Monday, May 2, 2011

2010 in review

Here is a fact that may make shout "Jiminy Cricket!"...almost 300 million people were affected by natural disasters in 2010!
Here is a list of the more major disasters in 2010:

  • Haiti-earthquake
  • Chile-earthquake
  • Iceland-Eyjafjallajökull volcano spewing ash
  • Russia-wildfires
  • Pakistan-flooding
  • China-flooding
The article that I read was concerned with the response due to some of these disasters and how the US communicated them.  For example, 130 million Chinese alone were affected by the worst flooding in recent history.  However, the floods received very little international attention.  Far less than either Pakistan and Haiti, which combined, was five times less than the amount of people affected by the flooding in China.  The article points out that one of the dilemmas in response to natural disasters, is that even major ones, receive significantly diverging media coverage (Ferris, 2011).  Very little international assistance was given or requested in response to the flooding in China.

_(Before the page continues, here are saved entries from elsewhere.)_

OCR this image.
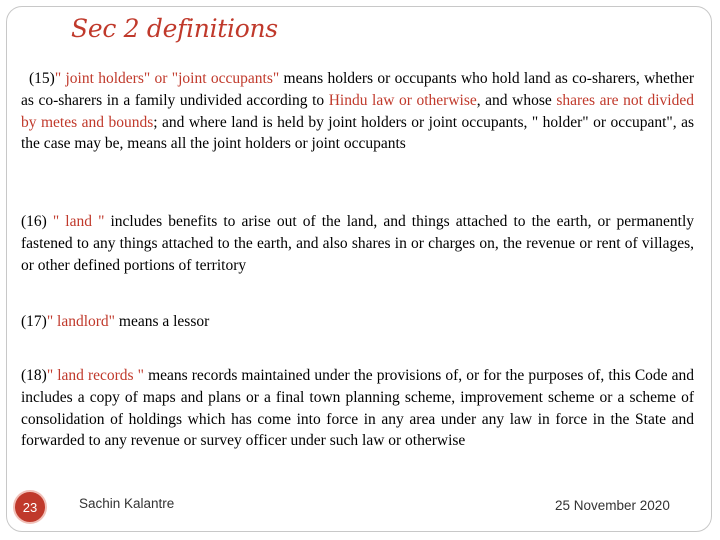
Sec 2 definitions

(15)" joint holders" or "joint occupants" means holders or occupants who hold land as co-sharers, whether as co-sharers in a family undivided according to Hindu law or otherwise, and whose shares are not divided by metes and bounds; and where land is held by joint holders or joint occupants, " holder" or occupant", as the case may be, means all the joint holders or joint occupants

(16) " land " includes benefits to arise out of the land, and things attached to the earth, or permanently fastened to any things attached to the earth, and also shares in or charges on, the revenue or rent of villages, or other defined portions of territory

(17)" landlord" means a lessor

(18)" land records " means records maintained under the provisions of, or for the purposes of, this Code and includes a copy of maps and plans or a final town planning scheme, improvement scheme or a scheme of consolidation of holdings which has come into force in any area under any law in force in the State and forwarded to any revenue or survey officer under such law or otherwise

23	Sachin Kalantre	25 November 2020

This article suggests a lack of good science communication.  Response to natural disasters should not vary so much as the example, especially when China was a very significant disaster.  I think that part of reason why the flooding in China was not well communicated is that China is a different government than the United States and most other countries and didn't want to speak much about the event with them.  They are very independent.  This is just a speculation however.  

1 comment:

  1. Interesting--so you're suggesting that the way we view and respond to disasters is dependent on social and political context? Could have important repercussions for thinking about disasters in relation to developed v. developing countries. I wonder if we'll see developed, democratic countries able to be more resilient to natural disasters (though Katrina maybe casts some doubt on that).

    How do these numbers compare to previous years? Have we just been very unlucky lately?